(Note: Salary-cap figures will be adjusted once calculations on contract clauses from 2008 such as incentives are finalized in February. The league-wide 2009 cap is set at $123 million.)
Biggest need area: Defensive end. The importance of this position in Pittsburgh’s 3-4 system can’t be understated. The ends are vital in stopping the run and tying up offensive linemen so Steelers linebackers can effectively rush the passer. Both current starting DEs are getting long in the tooth. Aaron Smith will be 33 when the 2009 season begins; Brett Keisel will be 31 in September. The top backup isn’t a youngster either, as Travis Kirschke turns 35 in September.
Player to watch: LT Max Starks. Last offseason, the most questionable use of a player-designation free-agent tag was Pittsburgh’s decision to name Starks a transition player. While he started the season on the bench, the move paid dividends when Starks ably replaced the injured Marvel Smith (back) in Week 7. Starks and Smith are both set to become unrestricted free agents and it’s highly unlikely the Steelers will keep both.
Projected cap space: $20 million. With no starters besides Starks/Smith set to become unrestricted free agents, the Steelers can make a push toward keeping two key backups in WR Nate Washington and CB Bryant McFadden. RT Willie Colon and FB Carey Davis are restricted free agents who are candidates for long-term extensions. The Steelers also will probably try to negotiate a new deal for LB James Harrison. The NFL’s Defensive Player of the Year is grossly underpaid, having outperformed the four-year, $5.5 million contract he signed in 2006.
2009 outlook: Excellent. The Steelers now have an NFL-record six Super Bowl titles. A seventh isn’t out of the question next season with all the talent on this roster.

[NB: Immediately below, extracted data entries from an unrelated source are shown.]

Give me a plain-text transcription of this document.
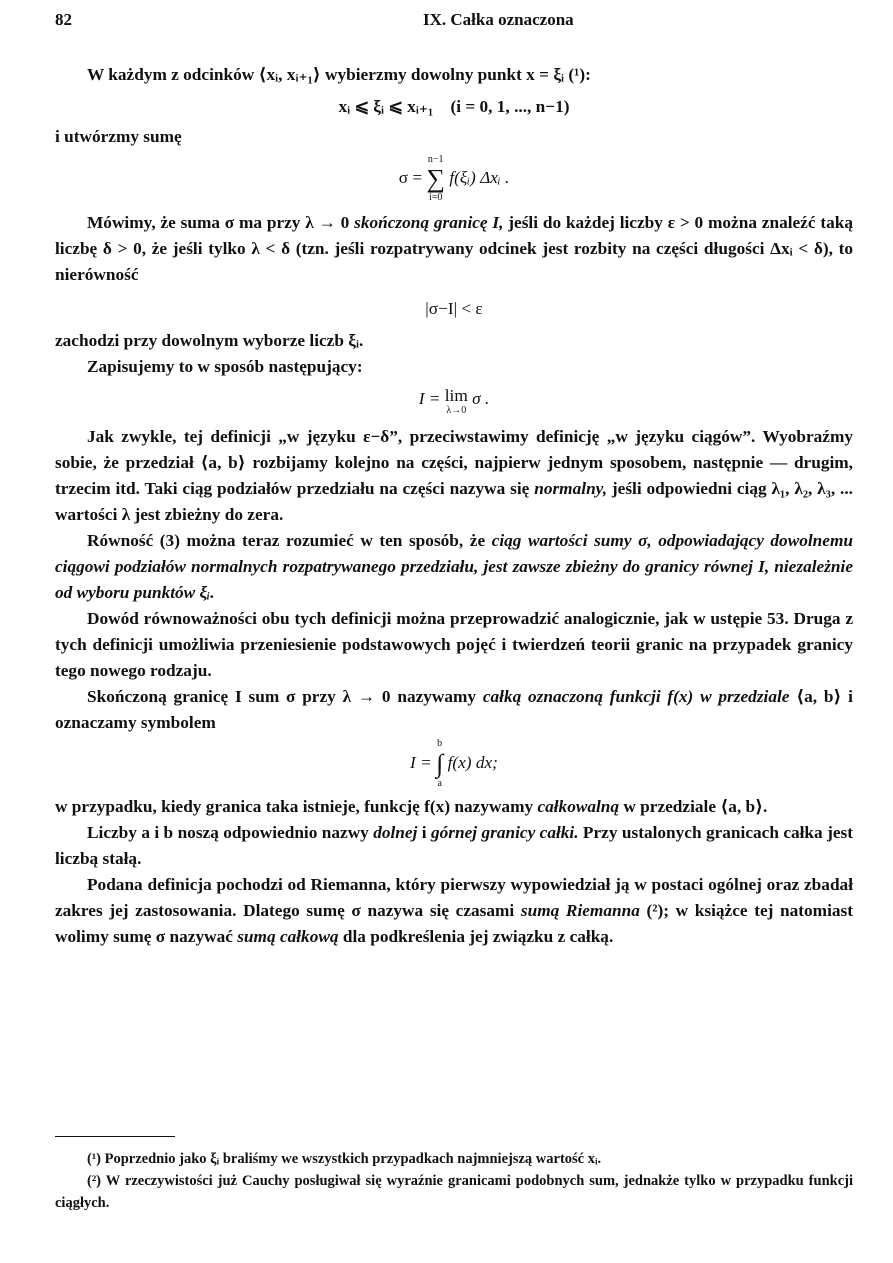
82	IX. Całka oznaczona

W każdym z odcinków ⟨xᵢ, xᵢ₊₁⟩ wybierzmy dowolny punkt x = ξᵢ (¹):

xᵢ ⩽ ξᵢ ⩽ xᵢ₊₁    (i = 0, 1, ..., n−1)

i utwórzmy sumę

σ =
n−1
∑
i=0
f(ξᵢ) Δxᵢ .

Mówimy, że suma σ ma przy λ → 0 skończoną granicę I, jeśli do każdej liczby ε > 0 można znaleźć taką liczbę δ > 0, że jeśli tylko λ < δ (tzn. jeśli rozpatrywany odcinek jest rozbity na części długości Δxᵢ < δ), to nierówność

|σ−I| < ε

zachodzi przy dowolnym wyborze liczb ξᵢ.

Zapisujemy to w sposób następujący:

I = lim
λ→0
σ .

Jak zwykle, tej definicji „w języku ε−δ”, przeciwstawimy definicję „w języku ciągów”. Wyobraźmy sobie, że przedział ⟨a, b⟩ rozbijamy kolejno na części, najpierw jednym sposobem, następnie — drugim, trzecim itd. Taki ciąg podziałów przedziału na części nazywa się normalny, jeśli odpowiedni ciąg λ₁, λ₂, λ₃, ... wartości λ jest zbieżny do zera.

Równość (3) można teraz rozumieć w ten sposób, że ciąg wartości sumy σ, odpowiadający dowolnemu ciągowi podziałów normalnych rozpatrywanego przedziału, jest zawsze zbieżny do granicy równej I, niezależnie od wyboru punktów ξᵢ.

Dowód równoważności obu tych definicji można przeprowadzić analogicznie, jak w ustępie 53. Druga z tych definicji umożliwia przeniesienie podstawowych pojęć i twierdzeń teorii granic na przypadek granicy tego nowego rodzaju.

Skończoną granicę I sum σ przy λ → 0 nazywamy całką oznaczoną funkcji f(x) w przedziale ⟨a, b⟩ i oznaczamy symbolem

I =
b
∫
a
f(x) dx;

w przypadku, kiedy granica taka istnieje, funkcję f(x) nazywamy całkowalną w przedziale ⟨a, b⟩.

Liczby a i b noszą odpowiednio nazwy dolnej i górnej granicy całki. Przy ustalonych granicach całka jest liczbą stałą.

Podana definicja pochodzi od Riemanna, który pierwszy wypowiedział ją w postaci ogólnej oraz zbadał zakres jej zastosowania. Dlatego sumę σ nazywa się czasami sumą Riemanna (²); w książce tej natomiast wolimy sumę σ nazywać sumą całkową dla podkreślenia jej związku z całką.

(¹) Poprzednio jako ξᵢ braliśmy we wszystkich przypadkach najmniejszą wartość xᵢ.
(²) W rzeczywistości już Cauchy posługiwał się wyraźnie granicami podobnych sum, jednakże tylko w przypadku funkcji ciągłych.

Biggest need area: Cornerback. Dominique Rodgers-Cromartie (2008) is emerging as a shutdown corner, while Antrel Rolle (2005) is starting at free safety. Still, Arizona allowed an NFL-high 36 touchdown passes in the regular season. CB Rod Hood is a two-year Cardinals starter but he already is being picked on by quarterbacks trying to avoid throwing in Rodgers-Cromartie’s direction. Inside linebacker will shoot to the top of Arizona’s most-wanted list if Karlos Dansby leaves in free agency. The Cardinals also must find another running back to team with Tim Hightower if Edgerrin James is released during the offseason.

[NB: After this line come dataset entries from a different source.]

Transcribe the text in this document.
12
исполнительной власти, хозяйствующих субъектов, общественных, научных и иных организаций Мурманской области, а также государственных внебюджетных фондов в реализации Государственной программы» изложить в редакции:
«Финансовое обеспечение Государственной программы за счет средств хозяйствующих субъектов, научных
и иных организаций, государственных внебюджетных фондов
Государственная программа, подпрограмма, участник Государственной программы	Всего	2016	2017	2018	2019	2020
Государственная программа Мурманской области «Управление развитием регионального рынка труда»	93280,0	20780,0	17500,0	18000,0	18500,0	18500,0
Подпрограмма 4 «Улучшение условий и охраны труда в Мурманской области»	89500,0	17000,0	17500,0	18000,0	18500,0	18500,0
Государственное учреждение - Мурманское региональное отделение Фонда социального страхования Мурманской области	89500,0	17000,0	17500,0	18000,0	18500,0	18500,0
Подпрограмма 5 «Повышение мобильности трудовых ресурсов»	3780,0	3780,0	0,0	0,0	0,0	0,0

Player to watch: QB Kurt Warner. With a franchise tag in hand, there’s no way the Cardinals are going to let Warner leave as an unrestricted free agent. But how contract negotiations are handled could affect whether the 37-year-old Warner wants to continue playing or retire — something he didn’t dismiss as a possibility prior to the Super Bowl. If Warner does return, don’t be surprised if backup Matt Leinart’s agents try to force his way out of Arizona. At age 26, Leinart would be entering his fourth NFL season as a backup rather than the marquee quarterback Arizona expected when selecting him with the 10th overall pick in 2006.
Projected cap space: $41 million. The Cardinals aren’t major players in free agency, preferring to use cap space to re-sign their own players to contract extensions or simply pocket cash for profit. Arizona has three key starters — wide receiver Anquan Boldin, defensive tackle Darnell Dockett and strong safety Adrian Wilson — who are angling for new deals. All three have outplayed their current contracts but have little leverage beyond a holdout that would prove costly to both parties. The use of the franchise designation on Warner would allow Dansby, who was tagged in 2008, to hit the market.

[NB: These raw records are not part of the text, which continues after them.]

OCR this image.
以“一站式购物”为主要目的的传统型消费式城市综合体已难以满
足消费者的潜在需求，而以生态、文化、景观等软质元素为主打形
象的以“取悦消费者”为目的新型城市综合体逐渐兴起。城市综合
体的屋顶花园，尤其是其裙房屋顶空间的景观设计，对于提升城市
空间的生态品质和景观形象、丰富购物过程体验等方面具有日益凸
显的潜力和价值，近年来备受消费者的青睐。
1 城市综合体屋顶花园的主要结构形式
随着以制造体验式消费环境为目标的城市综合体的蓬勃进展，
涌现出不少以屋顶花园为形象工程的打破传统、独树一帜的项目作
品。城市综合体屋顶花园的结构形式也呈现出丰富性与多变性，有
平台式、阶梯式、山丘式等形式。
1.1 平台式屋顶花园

2009 outlook: Good. The Cardinals have a solid nucleus of young players led by wide receiver Larry Fitzgerald, but this is a franchise with no track record of success. Cardinals coach Ken Whisenhunt must guard against team overconfidence and urge Arizona’s front office to spend some money on at least some of the players with contract issues. Otherwise, the Cardinals may become the 11th consecutive NFC representative to miss the Super Bowl the following season.